Eğer çevremdeki bir elin parmaklarını geçmeyecek insanları bir kenara
ayıracak olursam, birçok kişi için futbol eğlenceli bir araç değil,
tehlikeli bir amaç olmuş durumda.
Futbolsever
diye tabir ettiğimiz ama aslında futbolu azcık olsun bile sevmeyen bu
insanlar için, ne sahada oynanan futbolun, ne de ortaya çıkacak güzel
görüntülerin kıymeti var. Varsa yoksa kendi tuttukları takımın
galibiyeti ve iddiada oynadıkları kuponun önemi var.
Her
ne kadar futbolun başındakiler, kulüp yöneticileri, devletimizin ileri
gelenleri, pek tabi ki meslektaşlarım bu durumunda farkında da olsalar,
bu gerçekleri ortaya koymak yerine, üç maymunu oynamayı tercih
ediyorlar. Çünkü gerçekleri görmek, bunları aktarmak kimsenin çıkarına
değil.
Elbette
yarım milyar doları geçen bir miktarın döndüğü sektörde çok amatörce
düşünmek, safiyene duygularla olaya yaklaşmak çok beklendik bir durum
değil. Parayı veren şu an için düdüğü çalıyor. Digitürk yüzlerce milyon
doları babasının hayrına vermiyor pek tabii. Kim ne derse desin şu anda Türk
Futbolunu Türkiye Futbol Federasyonu (TFF) değil, Digitürk yönetiyor.
Basiret
de burada işte. Başta TFF bu durumu kabullendi, sonra da kulüplerimiz.

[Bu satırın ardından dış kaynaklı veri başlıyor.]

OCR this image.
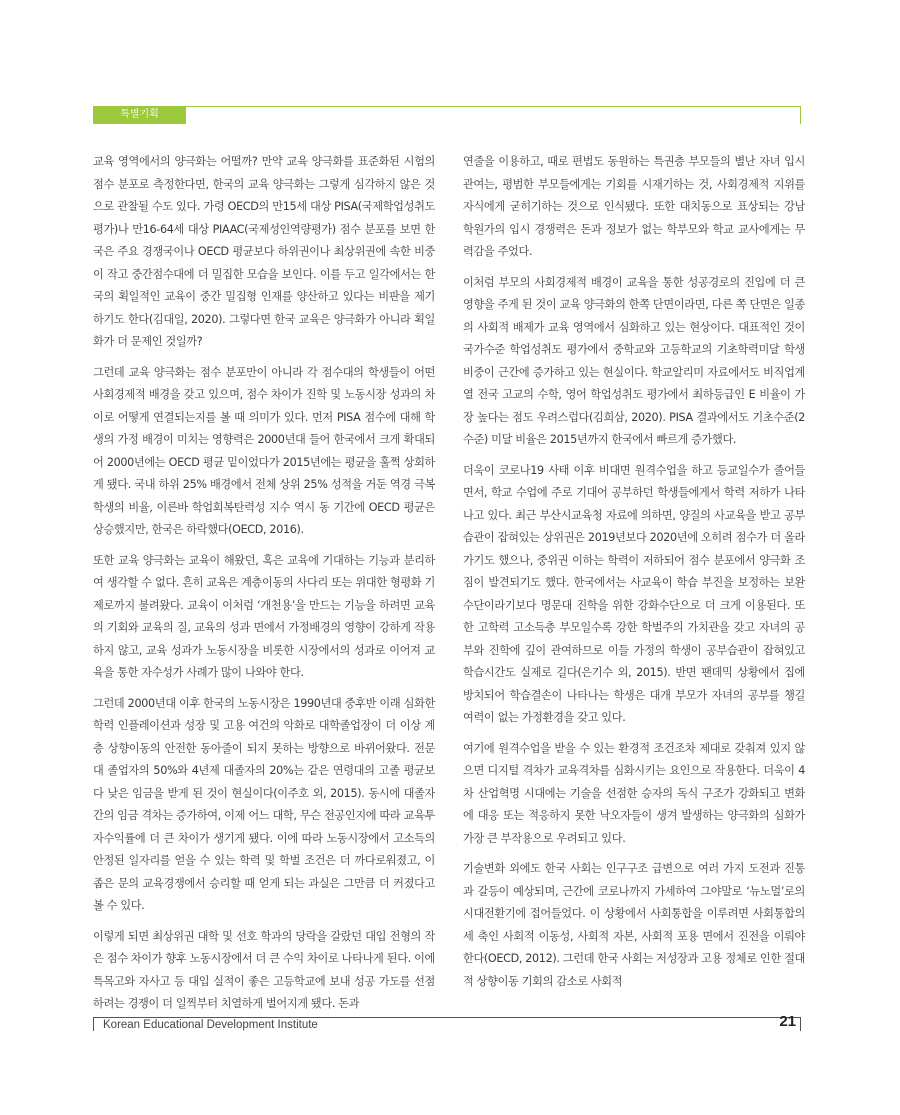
특별기획

교육 영역에서의 양극화는 어떨까? 만약 교육 양극화를 표준화된 시험의 점수 분포로 측정한다면, 한국의 교육 양극화는 그렇게 심각하지 않은 것으로 관찰될 수도 있다. 가령 OECD의 만15세 대상 PISA(국제학업성취도평가)나 만16-64세 대상 PIAAC(국제성인역량평가) 점수 분포를 보면 한국은 주요 경쟁국이나 OECD 평균보다 하위권이나 최상위권에 속한 비중이 작고 중간점수대에 더 밀집한 모습을 보인다. 이를 두고 일각에서는 한국의 획일적인 교육이 중간 밀집형 인재를 양산하고 있다는 비판을 제기하기도 한다(김대일, 2020). 그렇다면 한국 교육은 양극화가 아니라 획일화가 더 문제인 것일까?

그런데 교육 양극화는 점수 분포만이 아니라 각 점수대의 학생들이 어떤 사회경제적 배경을 갖고 있으며, 점수 차이가 진학 및 노동시장 성과의 차이로 어떻게 연결되는지를 볼 때 의미가 있다. 먼저 PISA 점수에 대해 학생의 가정 배경이 미치는 영향력은 2000년대 들어 한국에서 크게 확대되어 2000년에는 OECD 평균 밑이었다가 2015년에는 평균을 훌쩍 상회하게 됐다. 국내 하위 25% 배경에서 전체 상위 25% 성적을 거둔 역경 극복 학생의 비율, 이른바 학업회복탄력성 지수 역시 동 기간에 OECD 평균은 상승했지만, 한국은 하락했다(OECD, 2016).

또한 교육 양극화는 교육이 해왔던, 혹은 교육에 기대하는 기능과 분리하여 생각할 수 없다. 흔히 교육은 계층이동의 사다리 또는 위대한 형평화 기제로까지 불려왔다. 교육이 이처럼 ‘개천용’을 만드는 기능을 하려면 교육의 기회와 교육의 질, 교육의 성과 면에서 가정배경의 영향이 강하게 작용하지 않고, 교육 성과가 노동시장을 비롯한 시장에서의 성과로 이어져 교육을 통한 자수성가 사례가 많이 나와야 한다.

그런데 2000년대 이후 한국의 노동시장은 1990년대 중후반 이래 심화한 학력 인플레이션과 성장 및 고용 여건의 악화로 대학졸업장이 더 이상 계층 상향이동의 안전한 동아줄이 되지 못하는 방향으로 바뀌어왔다. 전문대 졸업자의 50%와 4년제 대졸자의 20%는 같은 연령대의 고졸 평균보다 낮은 임금을 받게 된 것이 현실이다(이주호 외, 2015). 동시에 대졸자 간의 임금 격차는 증가하여, 이제 어느 대학, 무슨 전공인지에 따라 교육투자수익률에 더 큰 차이가 생기게 됐다. 이에 따라 노동시장에서 고소득의 안정된 일자리를 얻을 수 있는 학력 및 학벌 조건은 더 까다로워졌고, 이 좁은 문의 교육경쟁에서 승리할 때 얻게 되는 과실은 그만큼 더 커졌다고 볼 수 있다.

이렇게 되면 최상위권 대학 및 선호 학과의 당락을 갈랐던 대입 전형의 작은 점수 차이가 향후 노동시장에서 더 큰 수익 차이로 나타나게 된다. 이에 특목고와 자사고 등 대입 실적이 좋은 고등학교에 보내 성공 가도를 선점하려는 경쟁이 더 일찍부터 치열하게 벌어지게 됐다. 돈과

연줄을 이용하고, 때로 편법도 동원하는 특권층 부모들의 별난 자녀 입시 관여는, 평범한 부모들에게는 기회를 시재기하는 것, 사회경제적 지위를 자식에게 굳히기하는 것으로 인식됐다. 또한 대치동으로 표상되는 강남 학원가의 입시 경쟁력은 돈과 정보가 없는 학부모와 학교 교사에게는 무력감을 주었다.

이처럼 부모의 사회경제적 배경이 교육을 통한 성공경로의 진입에 더 큰 영향을 주게 된 것이 교육 양극화의 한쪽 단면이라면, 다른 쪽 단면은 일종의 사회적 배제가 교육 영역에서 심화하고 있는 현상이다. 대표적인 것이 국가수준 학업성취도 평가에서 중학교와 고등학교의 기초학력미달 학생 비중이 근간에 증가하고 있는 현실이다. 학교알리미 자료에서도 비직업계열 전국 고교의 수학, 영어 학업성취도 평가에서 최하등급인 E 비율이 가장 높다는 점도 우려스럽다(김희삼, 2020). PISA 결과에서도 기초수준(2수준) 미달 비율은 2015년까지 한국에서 빠르게 증가했다.

더욱이 코로나19 사태 이후 비대면 원격수업을 하고 등교일수가 줄어들면서, 학교 수업에 주로 기대어 공부하던 학생들에게서 학력 저하가 나타나고 있다. 최근 부산시교육청 자료에 의하면, 양질의 사교육을 받고 공부습관이 잡혀있는 상위권은 2019년보다 2020년에 오히려 점수가 더 올라가기도 했으나, 중위권 이하는 학력이 저하되어 점수 분포에서 양극화 조짐이 발견되기도 했다. 한국에서는 사교육이 학습 부진을 보정하는 보완수단이라기보다 명문대 진학을 위한 강화수단으로 더 크게 이용된다. 또한 고학력 고소득층 부모일수록 강한 학벌주의 가치관을 갖고 자녀의 공부와 진학에 깊이 관여하므로 이들 가정의 학생이 공부습관이 잡혀있고 학습시간도 실제로 길다(은기수 외, 2015). 반면 팬데믹 상황에서 집에 방치되어 학습결손이 나타나는 학생은 대개 부모가 자녀의 공부를 챙길 여력이 없는 가정환경을 갖고 있다.

여기에 원격수업을 받을 수 있는 환경적 조건조차 제대로 갖춰져 있지 않으면 디지털 격차가 교육격차를 심화시키는 요인으로 작용한다. 더욱이 4차 산업혁명 시대에는 기술을 선점한 승자의 독식 구조가 강화되고 변화에 대응 또는 적응하지 못한 낙오자들이 생겨 발생하는 양극화의 심화가 가장 큰 부작용으로 우려되고 있다.

기술변화 외에도 한국 사회는 인구구조 급변으로 여러 가지 도전과 진통과 갈등이 예상되며, 근간에 코로나까지 가세하여 그야말로 ‘뉴노멀’로의 시대전환기에 접어들었다. 이 상황에서 사회통합을 이루려면 사회통합의 세 축인 사회적 이동성, 사회적 자본, 사회적 포용 면에서 진전을 이뤄야 한다(OECD, 2012). 그런데 한국 사회는 저성장과 고용 정체로 인한 절대적 상향이동 기회의 감소로 사회적

Korean Educational Development Institute	21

Kulüpler yılda alacağı 35 - 40 milyon dolar uğruna, ülke futbolunu
satmayı göze aldılar.
Artık
yavaş yavaş yok olmaya yüz tutan mahalle kültüründe bile, maç yapan
çocuklar mızmız, hileci ve kendilerine zarar veren çocukları oyunları
dışında tutarlar. “Top benim, ben yoksam oyun da yok“ mantığı ile
hareket eden kulüplerimizin bulunduğu bir ortamda, mahallenin mızmız
çocuğu ve ona bağlı çete gibi davranan kulüplerle Türk Futbolunun sonu
pek hayırlı olmayacak gibi duruyor.
Her
geçen gün kan kaybeden tribünler bu sene dibi gördü gibi. Anadolu
takımlarının 1TL ile 5 TL olan bilet fiyatlarına karşın tribünlerin boş
kalması aslında Türk Futbolunun içinde bulunduğu durumun en büyük
göstergesi. Digitürk’ün geçen sene çıkarttığı ve komik fiyatlardan
sattığı Anadolu paketini acaba kaç kişi aldı?
Futbolun
oyun olduğu gerçeği ile yüz yüze kalmadıkça bu sorunlar bitmeyecek.

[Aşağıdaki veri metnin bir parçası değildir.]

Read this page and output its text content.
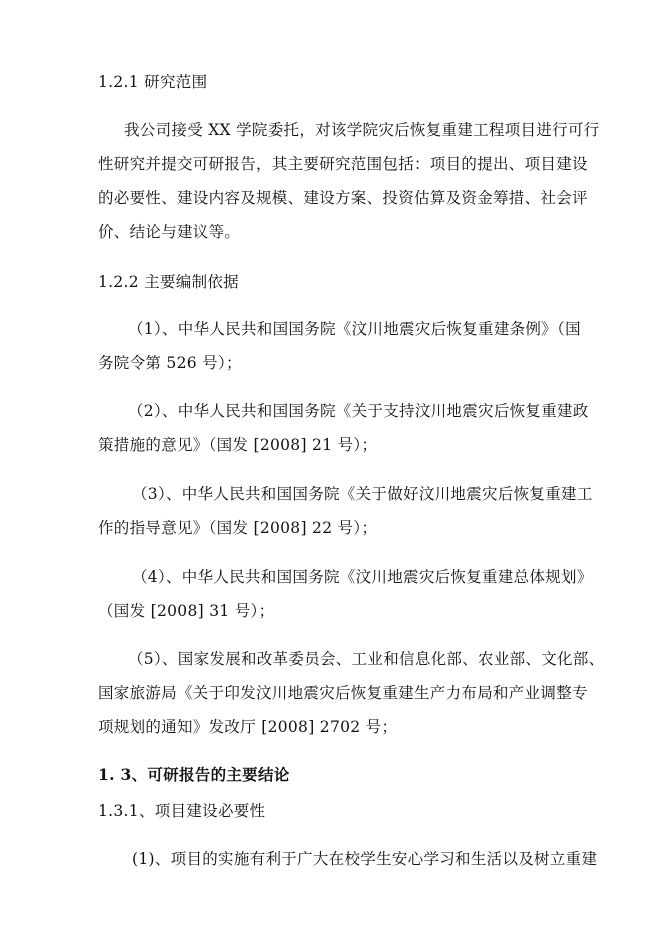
1.2.1 研究范围
我公司接受 XX 学院委托，对该学院灾后恢复重建工程项目进行可行
性研究并提交可研报告，其主要研究范围包括：项目的提出、项目建设
的必要性、建设内容及规模、建设方案、投资估算及资金筹措、社会评
价、结论与建议等。
1.2.2 主要编制依据
（1）、中华人民共和国国务院《汶川地震灾后恢复重建条例》（国
务院令第 526 号）；
（2）、中华人民共和国国务院《关于支持汶川地震灾后恢复重建政
策措施的意见》（国发 [2008] 21 号）；
（3）、中华人民共和国国务院《关于做好汶川地震灾后恢复重建工
作的指导意见》（国发 [2008] 22 号）；
（4）、中华人民共和国国务院《汶川地震灾后恢复重建总体规划》
（国发 [2008] 31 号）；
（5）、国家发展和改革委员会、工业和信息化部、农业部、文化部、
国家旅游局《关于印发汶川地震灾后恢复重建生产力布局和产业调整专
项规划的通知》发改厅 [2008] 2702 号；
1. 3、可研报告的主要结论
1.3.1、项目建设必要性
(1)、项目的实施有利于广大在校学生安心学习和生活以及树立重建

İnsanlara futbolu gerçekten sevdirmedikçe, hacim büyümeyecek,
sponsorluklar artmayacak, tribünler dolmayacak ve amatör ruh
canlanmayacak.
Bir
de bahis sorunumuz var ki buna kimse gıkını bile çıkaramıyor. Çıkaramaz
da. Çünkü herkes oradan besleniyor. Ortada bir ekonomi var ne de olsa.

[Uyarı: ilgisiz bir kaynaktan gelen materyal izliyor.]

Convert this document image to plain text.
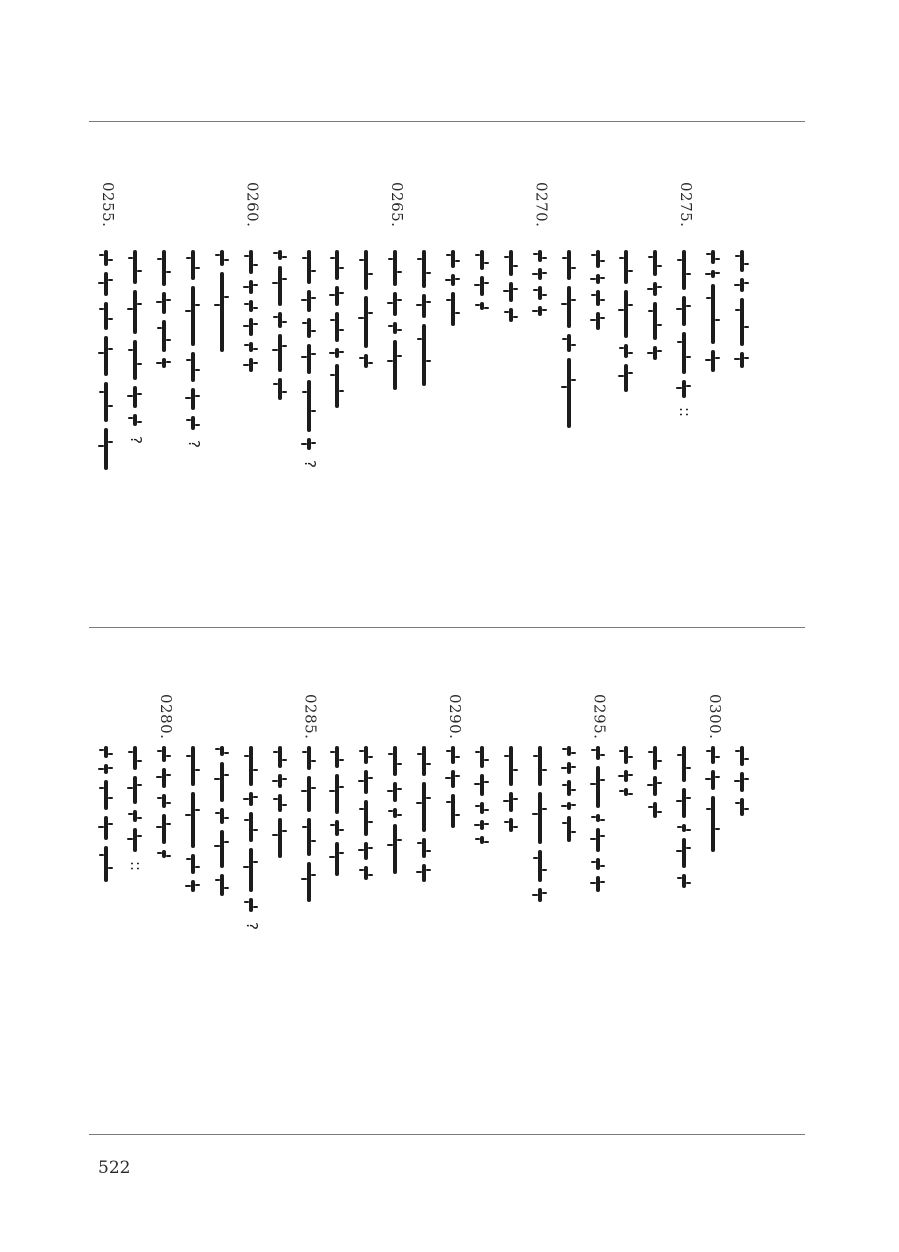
0275.
::
0270.
0265.
?
0260.
?
?
0255.
0300.
0295.
0290.
0285.
?
0280.
::
522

Şaibelerle dolu geçtiğimiz sezonun, son 6 maçında bahis şirketinin
kasasında 90 milyon TL çıktığı iddia ediliyor. Varın gerisini siz
düşünün. Yazdıklarım sektörün içindeki kimsenin hoşuna gitmiyor tabii.
Benim yazdıklarımı kaleme almak, bindikleri dalı kesmek gibi geliyor
onlara.
TFF
için futbolun, sadece ve sadece Galatasaray, Fenerbahçe ve biraz da
Beşiktaş’tan ibaret olması bu temel sorunların oluşmasına neden oluyor.
Bu üç güzide kulübümüz ne derse ve ne isterse o oluyor. Diğer
kulüplerimiz tek başına piyon görevi görüyor. Eğer bir araya gelmeyi
başarabilirlerse ancak o zaman bir büyük kulüp kadar olabiliyorlar.
Şimdi
ben savcının hazırlayacağı iddianameyi sabırsızlıkla bekliyorum. O
iddianame ülke futbolunu ya kurtaracak ya batıracak. Aslında iddianame
ne olursa olsun bu yönetimin adı geçen takımları düşürmeyeceği
kesinleşmiş durumda. Tek bir beklentisi var zayıf bir iddianame ve kanun
değişikliği. Fenerbahçe’yi kurtarmaktan başka mücadelesi olmayan Mehmet
Ali Aydınlar, iddianame sonrasında köşeye sıkışırsa, istifa edecek ama
yine de o kararı vermeyecek.
Bu
nedenle şimdi gündemi sürekli değiştirme ve unutturma çabasında.
Kadınlar ve çocuklarla ilgili alınan kararlarda bunun bir parçası elbet. Ama ne kadar uğraşırsa uğraşsın, Japon atasözünde de dediği gibi “Sis yelpaze ile dağıtılmaz”
İyi de bu sisi nasıl dağıtacağız? Bunlar ne zaman elini çekecek Türk Futbolundan?